Katja wischte sich die Tränen ab. Wie immer war Bea ruhig und besonnen, ihr würde Benjamin glauben. Katja bedankte sich und wurde langsam wieder ruhiger. Wieder einmal zeigte sich, dass ihre Freunde das Beste auf der Welt waren.

Bea rief bei Benjamin an und erklärte ihm, was sie plante.

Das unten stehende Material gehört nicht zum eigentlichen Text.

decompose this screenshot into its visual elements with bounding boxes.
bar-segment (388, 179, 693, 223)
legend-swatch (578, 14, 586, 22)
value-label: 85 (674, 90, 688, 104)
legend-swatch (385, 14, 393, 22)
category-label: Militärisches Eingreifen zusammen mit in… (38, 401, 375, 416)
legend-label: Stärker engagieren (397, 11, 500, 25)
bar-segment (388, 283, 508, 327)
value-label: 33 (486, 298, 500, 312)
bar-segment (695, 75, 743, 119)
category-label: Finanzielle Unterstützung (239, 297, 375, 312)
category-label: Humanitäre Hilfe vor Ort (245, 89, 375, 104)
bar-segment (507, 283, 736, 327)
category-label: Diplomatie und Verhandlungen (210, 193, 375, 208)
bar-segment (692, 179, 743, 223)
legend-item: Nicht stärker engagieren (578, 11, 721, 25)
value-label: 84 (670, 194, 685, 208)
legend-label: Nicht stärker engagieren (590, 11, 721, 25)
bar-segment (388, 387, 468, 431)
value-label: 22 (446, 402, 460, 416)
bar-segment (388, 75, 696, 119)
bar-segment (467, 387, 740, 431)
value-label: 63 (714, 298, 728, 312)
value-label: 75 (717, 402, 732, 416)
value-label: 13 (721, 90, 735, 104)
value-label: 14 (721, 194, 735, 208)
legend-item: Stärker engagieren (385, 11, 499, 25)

„Das ist gut, Bea, es ist so ziemlich alles schief gelaufen. Ich war ja nicht da. Als ich vom Bäcker kam, waren Luise und Christian weg. Katja saß weinend und völlig fertig im Kinderzimmer. Ich habe nicht richtig reagiert, es tut mir leid. Das habe ich ihr heute früh auch gesagt. Ich weiß ja, wie Luise ausgeflippt ist, als sie uns beim Küssen erwischt hat. Ich bin aber schon mal froh, dass die beiden nicht abgereist sind. Heute Abend komme ich zu dir.“

Sie verabredeten sieben Uhr zum Abendessen. Benjamin legte auf und trat vor die Tür. Wenn Christian wieder zurück war, wollte er mit ihm reden, aber so lange musste er gar nicht warten. Sein Handy klingelte und auf dem Display stand der Name seines Freundes.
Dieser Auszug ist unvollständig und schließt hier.